This repository holds two optimized implementations of a QC-MDPC code-based KEM. Both versions use algorithms from Chou's QcBits.
Abstract This paper presents a new enhanced version of the QcBits key encapsulation mechanism, which is a constant‐time implementation of the Niederreiter cryptosystem using QC‐MDPC codes. In this version, we updated the implementation parameters to meet the 128‐bit quantum security level, replaced some of the core algorithms to avoid using slower instructions, vectorized the entire code using the AVX‐512 instruction set extension, and applied several other techniques to achieve a competitive performance level. Our implementation takes 928, 259, and 5008 thousand Skylake cycles to perform batch key generation (cost per key), encryption, and uniform decryption, respectively. Comparing with the current state‐of‐the‐art implementation for QC‐MDPC codes, BIKE, our code is 1.9 times faster when decrypting messages.

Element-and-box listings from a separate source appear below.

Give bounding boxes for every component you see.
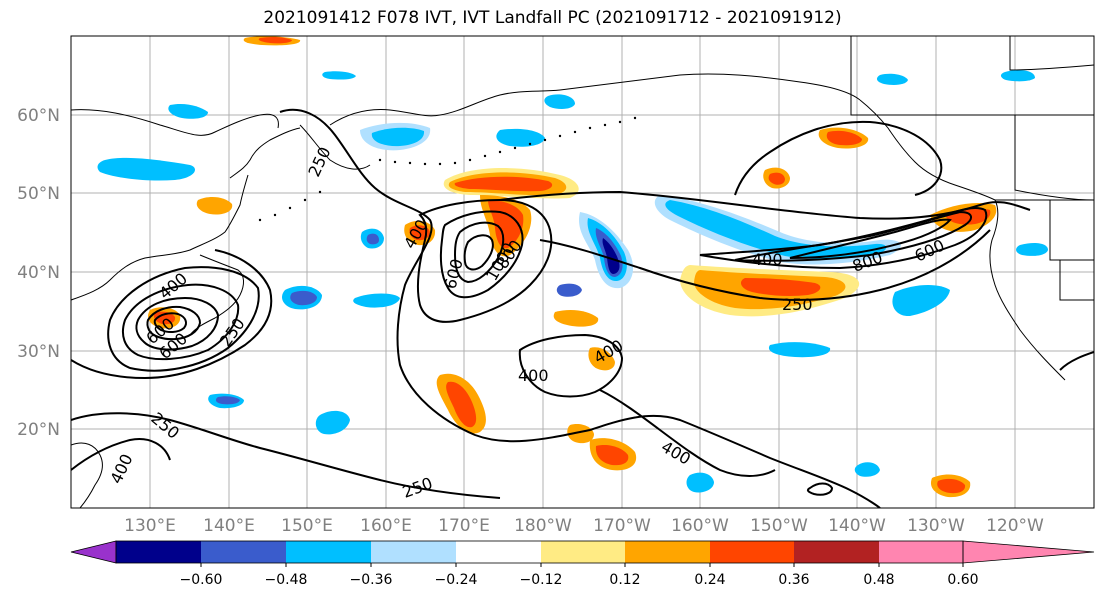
lat-label: 40°N [17, 263, 60, 283]
colorbar-tick: 0.36 [778, 572, 809, 588]
ivt-contours [71, 108, 1094, 508]
lat-label: 30°N [17, 342, 60, 362]
colorbar-segment [879, 541, 963, 563]
aleutian-islands [258, 116, 637, 222]
contour-label-400: 400 [518, 366, 549, 385]
colorbar-tick: −0.60 [180, 572, 223, 588]
colorbar-tick: 0.48 [863, 572, 894, 588]
lon-label: 150°E [281, 516, 333, 536]
colorbar-segment [541, 541, 625, 563]
lon-label: 150°W [750, 516, 808, 536]
lon-label: 120°W [986, 516, 1044, 536]
lon-label: 180°W [514, 516, 572, 536]
lon-label: 170°E [438, 516, 490, 536]
colorbar-segment [201, 541, 286, 563]
lon-label: 160°E [360, 516, 412, 536]
colorbar-tick: 0.24 [694, 572, 725, 588]
map-border [70, 35, 1095, 509]
figure-title: 2021091412 F078 IVT, IVT Landfall PC (20… [263, 8, 842, 28]
contour-label-250: 250 [782, 295, 813, 314]
colorbar-segment [794, 541, 879, 563]
lon-label: 170°W [593, 516, 651, 536]
colorbar-extend-right [962, 540, 1095, 564]
longitude-labels: 130°E 140°E 150°E 160°E 170°E 180°W 170°… [124, 516, 1044, 536]
colorbar-tick: −0.48 [265, 572, 308, 588]
colorbar-tick: −0.36 [350, 572, 393, 588]
colorbar-tick: 0.12 [609, 572, 640, 588]
colorbar-segment [625, 541, 710, 563]
colorbar-tick: 0.60 [947, 572, 978, 588]
colorbar-segment [286, 541, 371, 563]
lon-label: 140°E [203, 516, 255, 536]
lon-label: 160°W [671, 516, 729, 536]
colorbar-tick: −0.24 [435, 572, 478, 588]
coastlines [71, 36, 1094, 508]
pc-fill-field [97, 36, 1048, 498]
lon-label: 140°W [828, 516, 886, 536]
colorbar: −0.60 −0.48 −0.36 −0.24 −0.12 0.12 0.24 … [70, 540, 1095, 588]
lat-label: 20°N [17, 420, 60, 440]
colorbar-tick: −0.12 [520, 572, 563, 588]
colorbar-segment [456, 541, 541, 563]
colorbar-segment [371, 541, 456, 563]
colorbar-segment [710, 541, 794, 563]
latitude-labels: 60°N 50°N 40°N 30°N 20°N [17, 106, 60, 440]
colorbar-extend-left [70, 540, 117, 564]
lon-label: 130°W [907, 516, 965, 536]
lon-label: 130°E [124, 516, 176, 536]
lat-label: 60°N [17, 106, 60, 126]
contour-label-400: 400 [752, 250, 783, 269]
colorbar-segment [116, 541, 201, 563]
lat-label: 50°N [17, 184, 60, 204]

Abstract In this work, we optimize the performance of QC-MDPC code-based cryptosystems through the insertion of configurable failure rates in their arithmetic procedures. We present constant time algorithms with a configurable failure rate for multiplication and inversion over binary polynomials, the two most expensive subroutines used in QC-MDPC implementations. Using a failure rate negligible compared to the security level (2^{−128}), our multiplication is 2 times faster than NTL on sparse polynomials and 1.6 times faster than a naive constant-time sparse polynomial multiplication. Our inversion algorithm, based on Wu et al., is 2 times faster than the original algorithm and 12 times faster than Itoh-Tsujii using the same modulus polynomial (x^{32749} − 1). By inserting these algorithms in a version of QcBits at the 128-bit quantum security level, we were able to achieve a speedup of 1.9 on the key generation and up to 1.4 on the decryption time. Comparing with variant 2 of the BIKE suite, which also implements the Niederreiter Cryptosystem using QC-MDPC codes, our final version of QcBits performs the uniform decryption 2.7 times faster.

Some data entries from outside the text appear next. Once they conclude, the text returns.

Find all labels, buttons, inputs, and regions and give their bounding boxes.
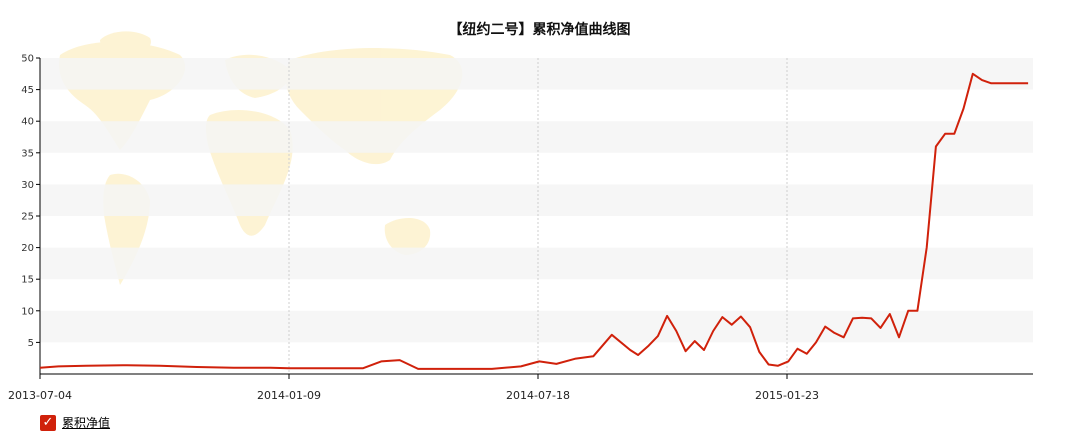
x-tick-label: 2014-01-09 [257, 389, 321, 402]
background-band [40, 58, 1033, 90]
y-tick-label: 25 [21, 212, 34, 223]
y-tick-label: 30 [21, 180, 34, 191]
x-tick-label: 2015-01-23 [755, 389, 819, 402]
y-tick-label: 5 [28, 338, 34, 349]
chart-title: 【纽约二号】累积净值曲线图 [448, 22, 631, 38]
legend[interactable]: ✓ 累积净值 [40, 414, 110, 431]
x-tick-label: 2014-07-18 [506, 389, 570, 402]
plot-background-bands [40, 58, 1033, 343]
x-tick-label: 2013-07-04 [8, 389, 72, 402]
background-band [40, 121, 1033, 153]
background-band [40, 247, 1033, 280]
y-tick-label: 20 [21, 243, 34, 254]
y-tick-label: 50 [21, 54, 34, 65]
legend-label[interactable]: 累积净值 [62, 416, 111, 430]
series-line [39, 72, 1029, 370]
y-tick-label: 10 [21, 306, 34, 317]
y-tick-label: 40 [21, 117, 34, 128]
background-band [40, 310, 1033, 343]
y-tick-label: 35 [21, 148, 34, 159]
legend-checkbox[interactable]: ✓ [40, 414, 56, 431]
x-axis: 2013-07-04 2014-01-09 2014-07-18 2015-01-23 [8, 373, 1033, 402]
y-tick-label: 15 [21, 275, 34, 286]
y-tick-label: 45 [21, 85, 34, 96]
y-axis: 5 10 15 20 25 30 35 40 45 50 [21, 54, 41, 374]
vertical-gridlines [288, 58, 788, 374]
series-layer [39, 72, 1029, 370]
background-band [40, 184, 1033, 216]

Execution time (cycles) of our updated versions of QcBits, with (Updated_QcBits_AFR) and without (Updated_QcBits) a negligible (< 2^{-128}) Arithmetic Failure Rate; and of the additional implementation of BIKE-2, for comparison.

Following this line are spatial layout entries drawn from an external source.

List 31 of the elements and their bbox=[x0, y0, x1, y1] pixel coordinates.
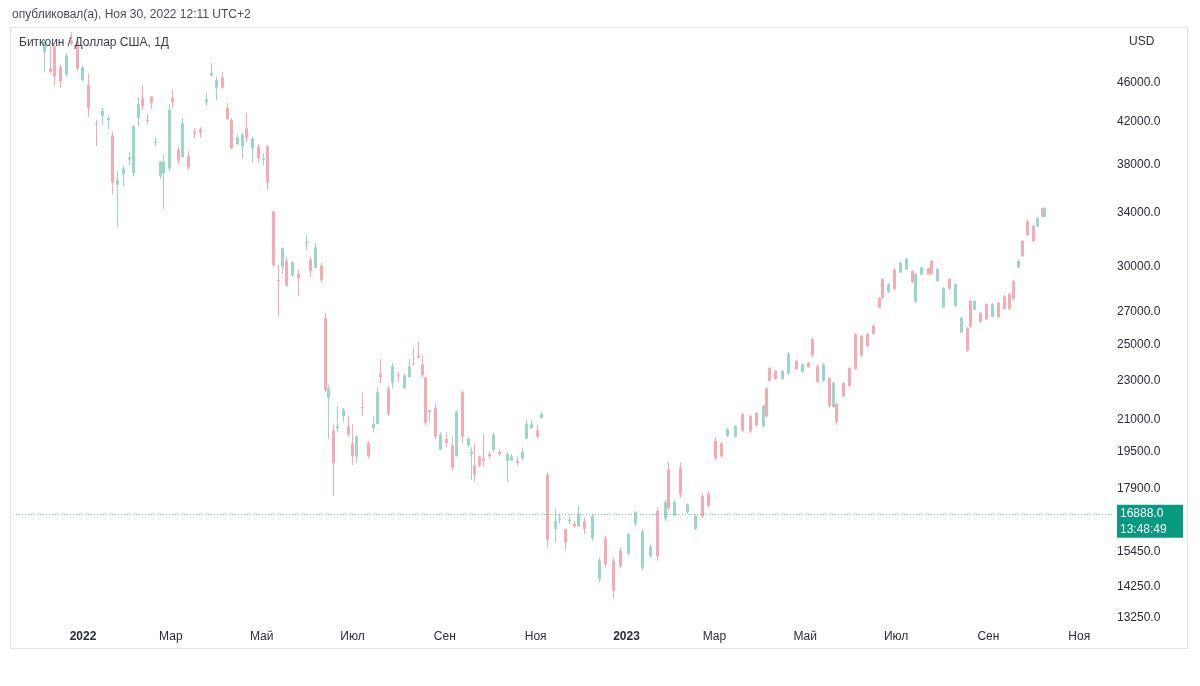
y-tick-label: 27000.0 bbox=[1117, 304, 1161, 319]
x-tick-label: Сен bbox=[977, 628, 1000, 643]
y-tick-label: 23000.0 bbox=[1117, 373, 1161, 388]
text: 13:48:49 bbox=[1120, 522, 1168, 537]
x-tick-label: Сен bbox=[433, 628, 456, 643]
y-tick-label: 17900.0 bbox=[1117, 481, 1161, 496]
x-tick-label: Мар bbox=[702, 628, 727, 643]
y-tick-label: 14250.0 bbox=[1117, 579, 1161, 594]
x-tick-label: Июл bbox=[340, 628, 365, 643]
y-tick-label: 21000.0 bbox=[1117, 412, 1161, 427]
y-axis-title: USD bbox=[1129, 34, 1155, 49]
y-tick-label: 42000.0 bbox=[1117, 114, 1161, 129]
ref-line-label: 16888.0 bbox=[1120, 506, 1164, 521]
x-tick-label: Ноя bbox=[1068, 628, 1091, 643]
x-tick-label: 2023 bbox=[613, 628, 641, 643]
x-tick-label: Ноя bbox=[524, 628, 547, 643]
y-tick-label: 15450.0 bbox=[1117, 544, 1161, 559]
x-tick-label: Мар bbox=[159, 628, 183, 643]
y-tick-label: 34000.0 bbox=[1117, 205, 1161, 220]
y-tick-label: 30000.0 bbox=[1117, 259, 1161, 274]
x-tick-label: Май bbox=[249, 628, 274, 643]
text: Биткоин / Доллар США, 1Д bbox=[19, 35, 169, 50]
y-tick-label: 38000.0 bbox=[1117, 157, 1161, 172]
y-tick-label: 25000.0 bbox=[1117, 337, 1161, 352]
y-tick-label: 46000.0 bbox=[1117, 75, 1161, 90]
x-tick-label: Май bbox=[793, 628, 817, 643]
x-tick-label: Июл bbox=[883, 628, 909, 643]
y-tick-label: 13250.0 bbox=[1117, 610, 1161, 625]
y-tick-label: 19500.0 bbox=[1117, 444, 1161, 459]
text: опубликовал(а), Ноя 30, 2022 12:11 UTC+2 bbox=[12, 7, 251, 22]
x-tick-label: 2022 bbox=[69, 628, 97, 643]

Updated_QcBits | Updated_QcBits_AFR | BIKE-2 | |
---|---|---|---|
Key Generation | 40,265,904 | 21,332,058 | 12,944,920 (*) |
Encryption | 259,306 | 256,655 | 348,227 |
Constant-time Decryption | 9,803,835 | 8,016,312 | (**) |
Uniform Decryption | 5,008,429 | 3,505,079 | 9,572,412 |
(∗) BIKE’s polynomial inversion is not constant-time. (**) BIKE does not present constant-time decryption
We benchmarked the implementations on an Intel i7-7820X processor with Hyper-Threading and TurboBoost disabled. The execution time of BIKE (Variant 2) is presented for comparison. More details in the paper.
CPU support: AVX-512 (F/CD)
Compiler: GCC 7.3.1
cd updated_qcbits/
make
./qcbits
cd updated_qcbits/
make UNIFORM=1
./qcbits